Apr 2, 2023; Seattle, Washington, USA; Cleveland Guardians hitting coach Chris Valaika (left) and manager Terry Francona (second from left) greet relief pitcher Trevor Stephan (37) following a 6-5 victory against the Seattle Mariners in ten innings at T-Mobile Park. Mandatory Credit: Joe Nicholson-USA TODAY Sports

It has been the same everywhere he has been, and "Tito" has voices from all of his managerial jobs — Scott Rolen from the Phillies; Pedroia, Dave Roberts and (cancer survivor and surrogate son) Jon Lester from the Red Sox; Jason Kipnis and Steven Kwan in Cleveland — attesting to how enjoyable it is to play for him.

With Francona, Kipnis says players don't think about the pressure of that night's game. "You're thinking, 'Why is my manager walking around the clubhouse naked?" he says.

With great glee, some of the people closest to Francona describe the struggles he endures with the ordinary elements of daily life.

"He is incredibly high-functioning within the major-league dugout and the major-league environment," Antonetti said. "The other areas of his life? Maybe not so much."

Francona tells of falling asleep while dipping pretzels in peanut butter and waking up with smeared glasses.

"He can't manage putting something in a microwave," Cash said. "He can’t manage anything other than a baseball team."

Francona places a premium on fun, but Theo Epstein — who won two titles with Francona in Boston, then watched his Cubs prevail over Cleveland in 2016 — cited another dimension to Francona's personality that was never more evident than when the Red Sox rallied from three games down to beat the New York Yankees in the 2004 AL Championship Series, which Francona called "the four best baseball days of my life."

During their time together, Epstein, sacrificing common sense in the service of superstition, took to doing shots of Metamucil with Francona, who drank the powdered fiber supplement like Kool-Aid.

"Tito understood October baseball, managing ruthlessly, managing for the kill," says Epstein, alluding to how Francona leaned hard on closer Keith Foulke, trusted Schilling (and the bloody sock) and turned to Derek Lowe on two days' rest to close out the Yankees.

Francona, a three-time Manager of the Year during his Cleveland tenure, is a lock for Cooperstown.

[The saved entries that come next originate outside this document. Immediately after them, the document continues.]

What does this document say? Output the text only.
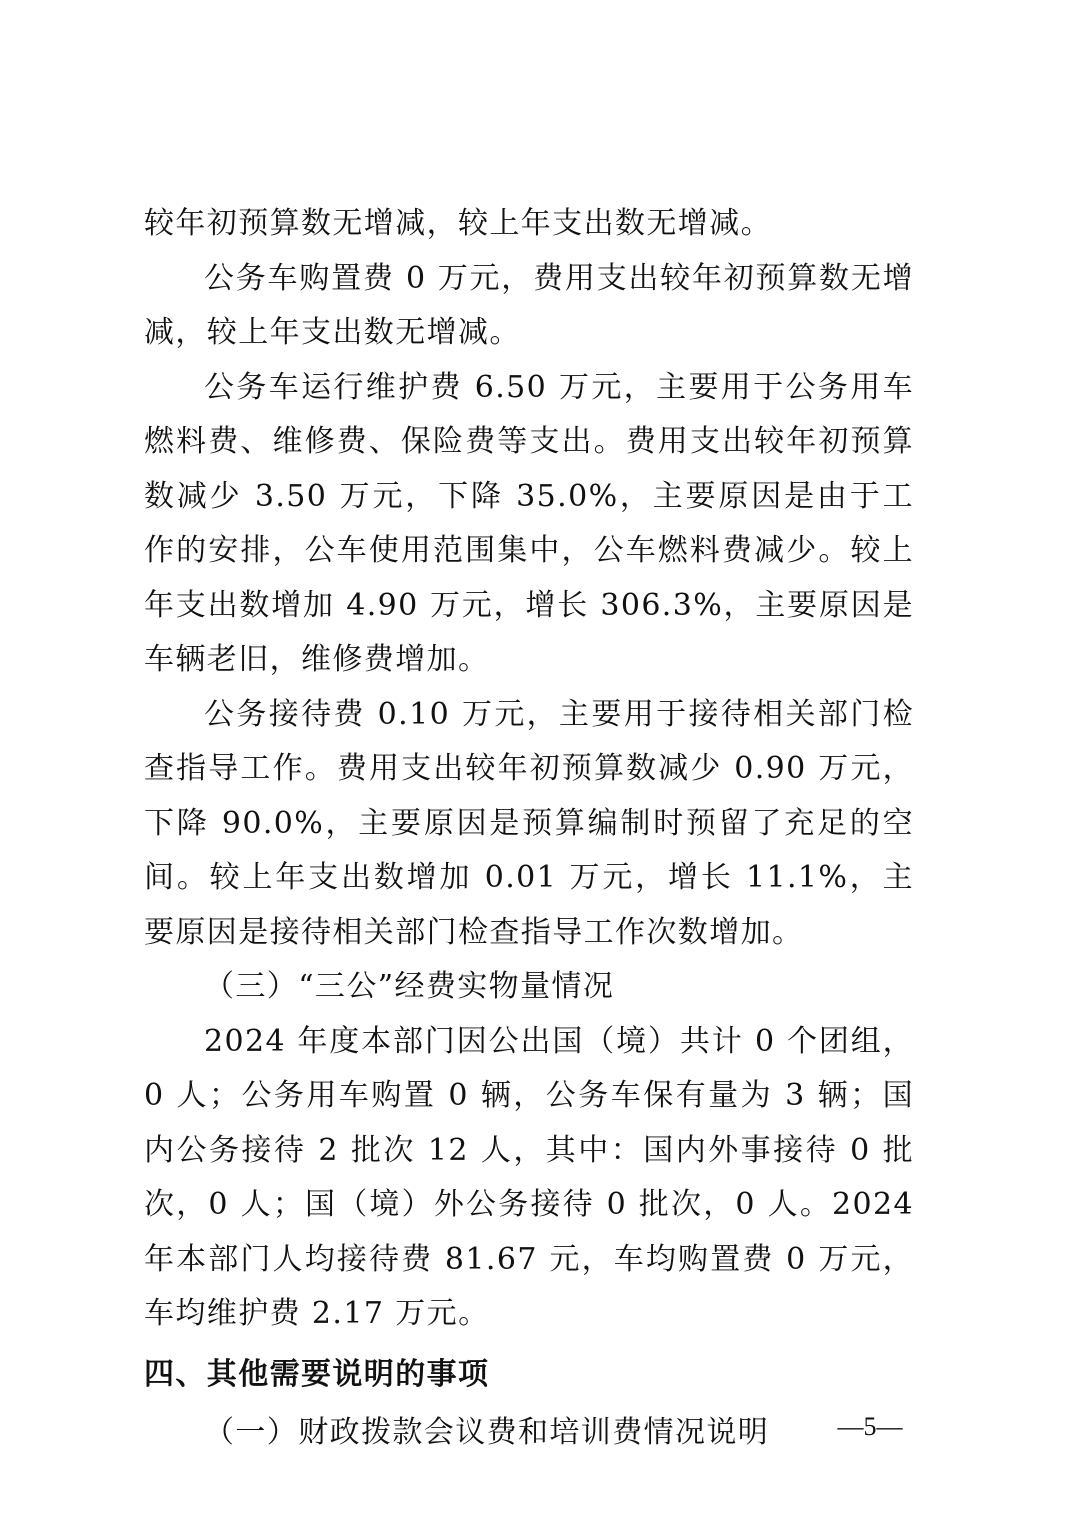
较年初预算数无增减，较上年支出数无增减。

公务车购置费 0 万元，费用支出较年初预算数无增减，较上年支出数无增减。

公务车运行维护费 6.50 万元，主要用于公务用车燃料费、维修费、保险费等支出。费用支出较年初预算数减少 3.50 万元，下降 35.0%，主要原因是由于工作的安排，公车使用范围集中，公车燃料费减少。较上年支出数增加 4.90 万元，增长 306.3%，主要原因是车辆老旧，维修费增加。

公务接待费 0.10 万元，主要用于接待相关部门检查指导工作。费用支出较年初预算数减少 0.90 万元，下降 90.0%，主要原因是预算编制时预留了充足的空间。较上年支出数增加 0.01 万元，增长 11.1%，主要原因是接待相关部门检查指导工作次数增加。

（三）“三公”经费实物量情况

2024 年度本部门因公出国（境）共计 0 个团组，0 人；公务用车购置 0 辆，公务车保有量为 3 辆；国内公务接待 2 批次 12 人，其中：国内外事接待 0 批次，0 人；国（境）外公务接待 0 批次，0 人。2024 年本部门人均接待费 81.67 元，车均购置费 0 万元，车均维护费 2.17 万元。

四、其他需要说明的事项

（一）财政拨款会议费和培训费情况说明	—5—
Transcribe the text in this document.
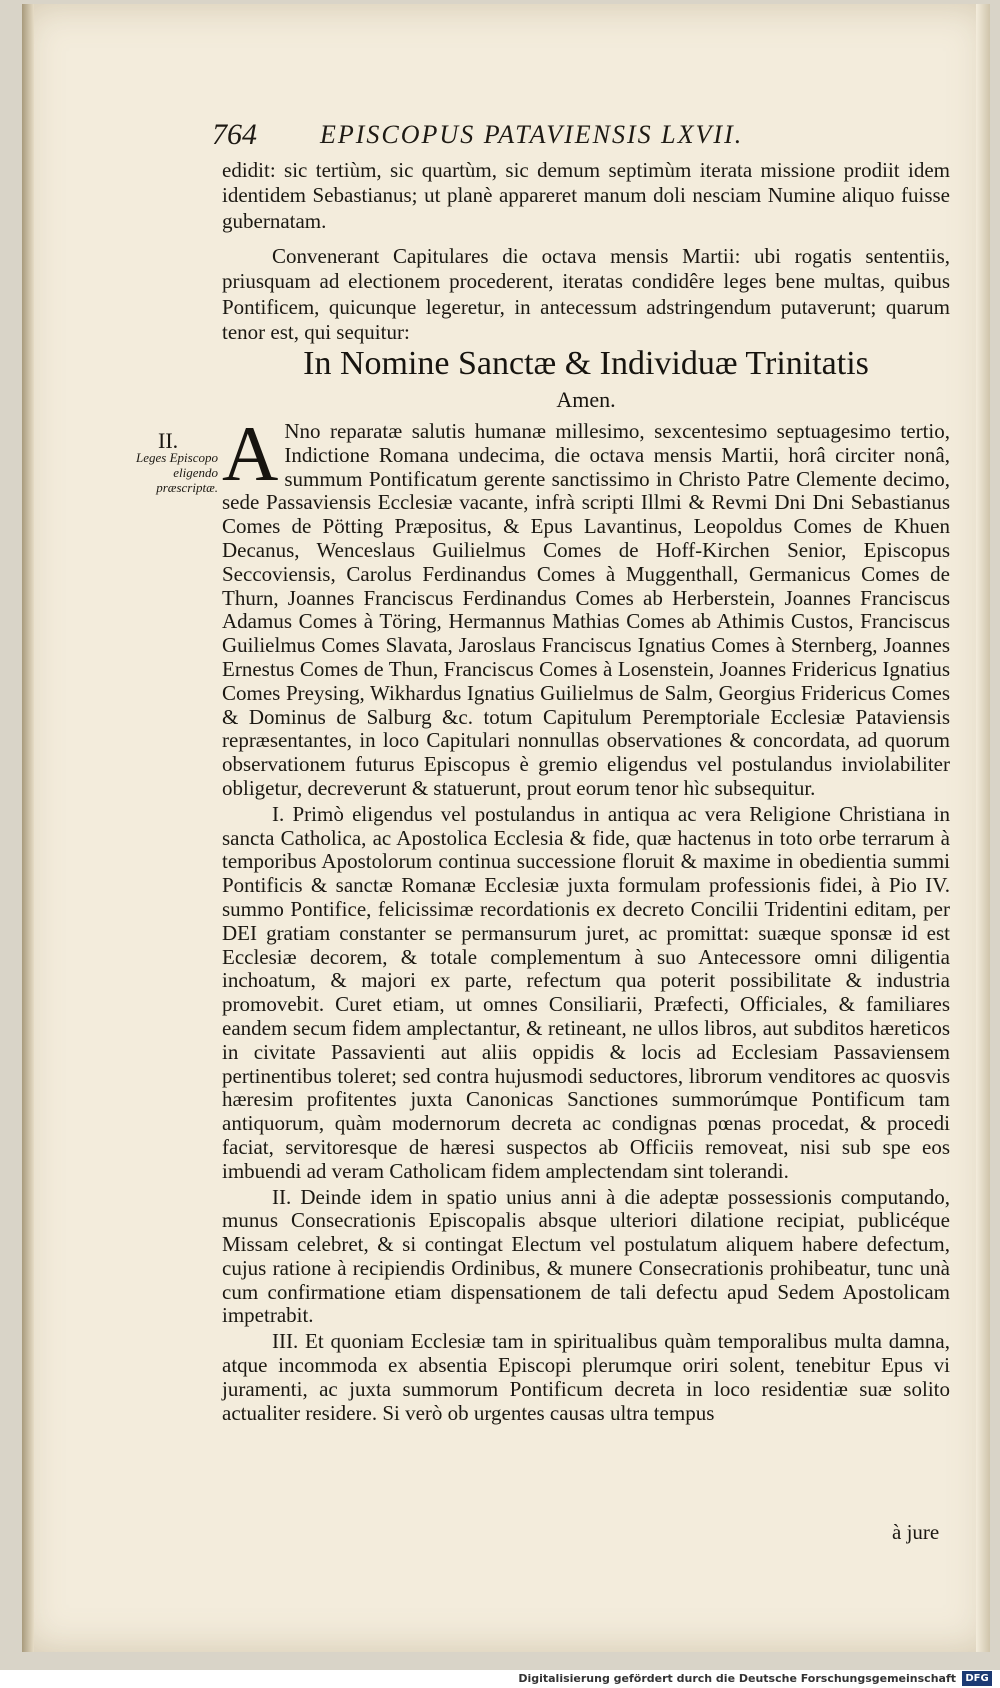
764 EPISCOPUS PATAVIENSIS LXVII.
edidit: sic tertiùm, sic quartùm, sic demum septimùm iterata missione prodiit idem identidem Sebastianus; ut planè appareret manum doli nesciam Numine aliquo fuisse gubernatam.
Convenerant Capitulares die octava mensis Martii: ubi rogatis sententiis, priusquam ad electionem procederent, iteratas condidêre leges bene multas, quibus Pontificem, quicunque legeretur, in antecessum adstringendum putaverunt; quarum tenor est, qui sequitur:
In Nomine Sanctæ & Individuæ Trinitatis
Amen.
II.
Leges Episcopo eligendo præscriptæ. A Nno reparatæ salutis humanæ millesimo, sexcentesimo septuagesimo tertio, Indictione Romana undecima, die octava mensis Martii, horâ circiter nonâ, summum Pontificatum gerente sanctissimo in Christo Patre Clemente decimo, sede Passaviensis Ecclesiæ vacante, infrà scripti Illmi & Revmi Dni Dni Sebastianus Comes de Pötting Præpositus, & Epus Lavantinus, Leopoldus Comes de Khuen Decanus, Wenceslaus Guilielmus Comes de Hoff-Kirchen Senior, Episcopus Seccoviensis, Carolus Ferdinandus Comes à Muggenthall, Germanicus Comes de Thurn, Joannes Franciscus Ferdinandus Comes ab Herberstein, Joannes Franciscus Adamus Comes à Töring, Hermannus Mathias Comes ab Athimis Custos, Franciscus Guilielmus Comes Slavata, Jaroslaus Franciscus Ignatius Comes à Sternberg, Joannes Ernestus Comes de Thun, Franciscus Comes à Losenstein, Joannes Fridericus Ignatius Comes Preysing, Wikhardus Ignatius Guilielmus de Salm, Georgius Fridericus Comes & Dominus de Salburg &c. totum Capitulum Peremptoriale Ecclesiæ Pataviensis repræsentantes, in loco Capitulari nonnullas observationes & concordata, ad quorum observationem futurus Episcopus è gremio eligendus vel postulandus inviolabiliter obligetur, decreverunt & statuerunt, prout eorum tenor hìc subsequitur.

I. Primò eligendus vel postulandus in antiqua ac vera Religione Christiana in sancta Catholica, ac Apostolica Ecclesia & fide, quæ hactenus in toto orbe terrarum à temporibus Apostolorum continua successione floruit & maxime in obedientia summi Pontificis & sanctæ Romanæ Ecclesiæ juxta formulam professionis fidei, à Pio IV. summo Pontifice, felicissimæ recordationis ex decreto Concilii Tridentini editam, per DEI gratiam constanter se permansurum juret, ac promittat: suæque sponsæ id est Ecclesiæ decorem, & totale complementum à suo Antecessore omni diligentia inchoatum, & majori ex parte, refectum qua poterit possibilitate & industria promovebit. Curet etiam, ut omnes Consiliarii, Præfecti, Officiales, & familiares eandem secum fidem amplectantur, & retineant, ne ullos libros, aut subditos hæreticos in civitate Passavienti aut aliis oppidis & locis ad Ecclesiam Passaviensem pertinentibus toleret; sed contra hujusmodi seductores, librorum venditores ac quosvis hæresim profitentes juxta Canonicas Sanctiones summorúmque Pontificum tam antiquorum, quàm modernorum decreta ac condignas pœnas procedat, & procedi faciat, servitoresque de hæresi suspectos ab Officiis removeat, nisi sub spe eos imbuendi ad veram Catholicam fidem amplectendam sint tolerandi.

II. Deinde idem in spatio unius anni à die adeptæ possessionis computando, munus Consecrationis Episcopalis absque ulteriori dilatione recipiat, publicéque Missam celebret, & si contingat Electum vel postulatum aliquem habere defectum, cujus ratione à recipiendis Ordinibus, & munere Consecrationis prohibeatur, tunc unà cum confirmatione etiam dispensationem de tali defectu apud Sedem Apostolicam impetrabit.

III. Et quoniam Ecclesiæ tam in spiritualibus quàm temporalibus multa damna, atque incommoda ex absentia Episcopi plerumque oriri solent, tenebitur Epus vi juramenti, ac juxta summorum Pontificum decreta in loco residentiæ suæ solito actualiter residere. Si verò ob urgentes causas ultra tempus

à jure
Digitalisierung gefördert durch die Deutsche Forschungsgemeinschaft DFG
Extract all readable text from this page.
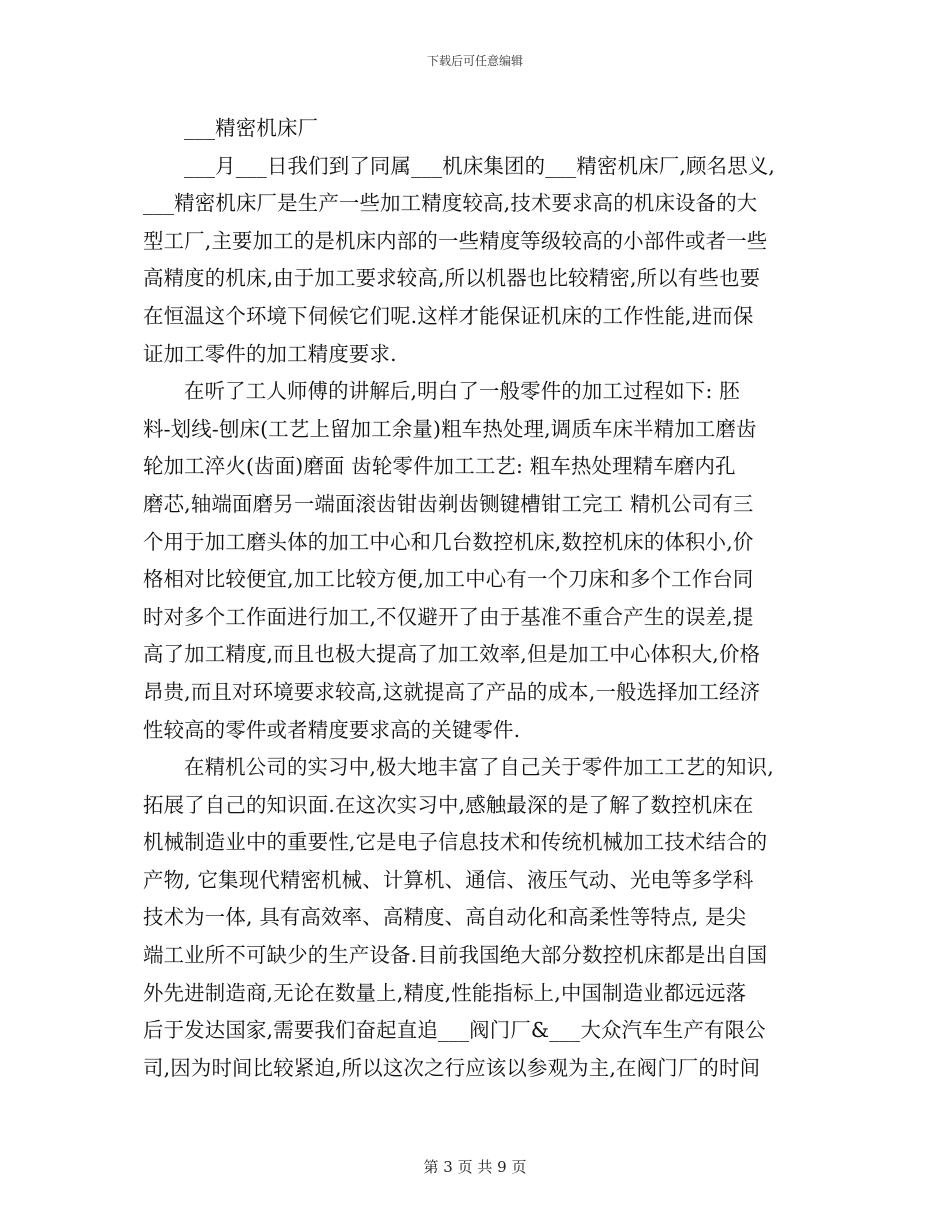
下载后可任意编辑
___精密机床厂
___月___日我们到了同属___机床集团的___精密机床厂,顾名思义,
___精密机床厂是生产一些加工精度较高,技术要求高的机床设备的大
型工厂,主要加工的是机床内部的一些精度等级较高的小部件或者一些
高精度的机床,由于加工要求较高,所以机器也比较精密,所以有些也要
在恒温这个环境下伺候它们呢.这样才能保证机床的工作性能,进而保
证加工零件的加工精度要求.
在听了工人师傅的讲解后,明白了一般零件的加工过程如下: 胚
料-划线-刨床(工艺上留加工余量)粗车热处理,调质车床半精加工磨齿
轮加工淬火(齿面)磨面 齿轮零件加工工艺: 粗车热处理精车磨内孔
磨芯,轴端面磨另一端面滚齿钳齿剃齿铡键槽钳工完工 精机公司有三
个用于加工磨头体的加工中心和几台数控机床,数控机床的体积小,价
格相对比较便宜,加工比较方便,加工中心有一个刀床和多个工作台同
时对多个工作面进行加工,不仅避开了由于基准不重合产生的误差,提
高了加工精度,而且也极大提高了加工效率,但是加工中心体积大,价格
昂贵,而且对环境要求较高,这就提高了产品的成本,一般选择加工经济
性较高的零件或者精度要求高的关键零件.
在精机公司的实习中,极大地丰富了自己关于零件加工工艺的知识,
拓展了自己的知识面.在这次实习中,感触最深的是了解了数控机床在
机械制造业中的重要性,它是电子信息技术和传统机械加工技术结合的
产物, 它集现代精密机械、计算机、通信、液压气动、光电等多学科
技术为一体, 具有高效率、高精度、高自动化和高柔性等特点, 是尖
端工业所不可缺少的生产设备.目前我国绝大部分数控机床都是出自国
外先进制造商,无论在数量上,精度,性能指标上,中国制造业都远远落
后于发达国家,需要我们奋起直追___阀门厂&___大众汽车生产有限公
司,因为时间比较紧迫,所以这次之行应该以参观为主,在阀门厂的时间
第 3 页 共 9 页
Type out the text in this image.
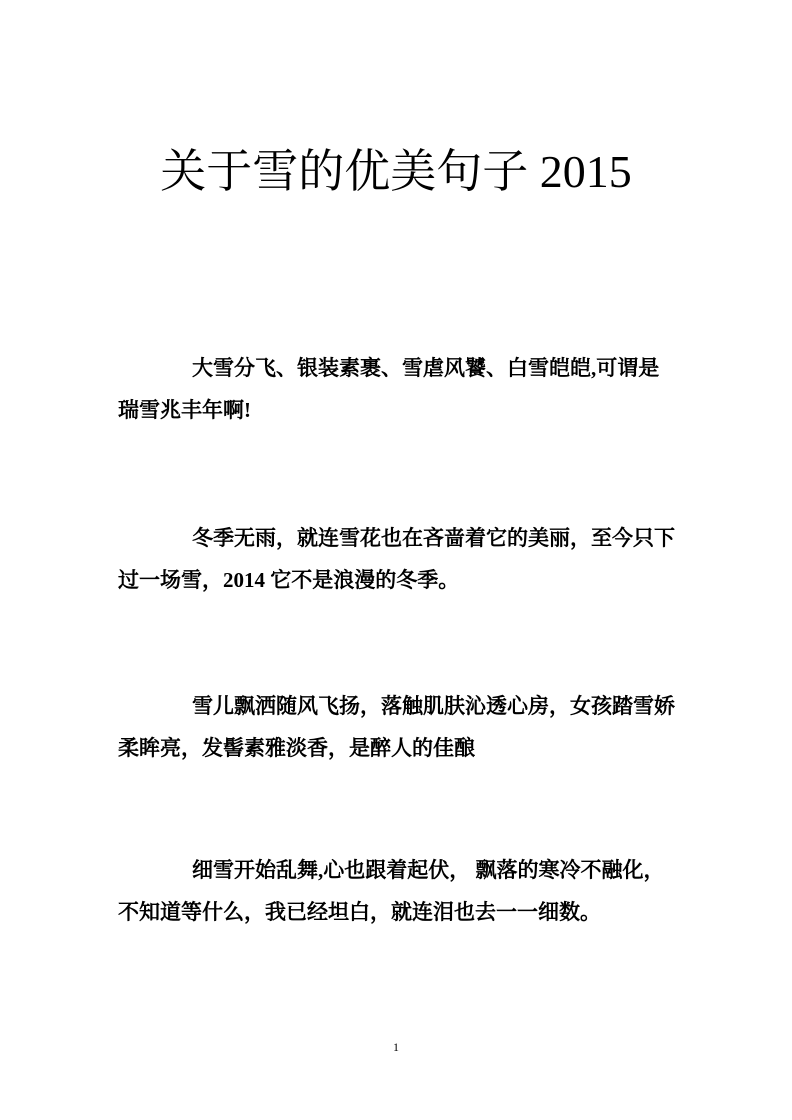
关于雪的优美句子 2015
大雪分飞、银装素裹、雪虐风饕、白雪皑皑,可谓是
瑞雪兆丰年啊!
冬季无雨，就连雪花也在吝啬着它的美丽，至今只下
过一场雪，2014 它不是浪漫的冬季。
雪儿飘洒随风飞扬，落触肌肤沁透心房，女孩踏雪娇
柔眸亮，发髻素雅淡香，是醉人的佳酿
细雪开始乱舞,心也跟着起伏， 飘落的寒冷不融化，
不知道等什么，我已经坦白，就连泪也去一一细数。
1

He may be the first person to ride into the Hall of Fame on a scooter.

He has a job with the Guardians as long as he wants to manage. He broke one curse with the Red Sox. It's 75 years and counting since Cleveland won a World Series. If his health holds up, he certainly would love a shot at ending another title drought.

But in the end, the winning, as sweet and satisfying as that is, tells only part of the story for Tito.

"The best part of the game," he says, "are the people in the game."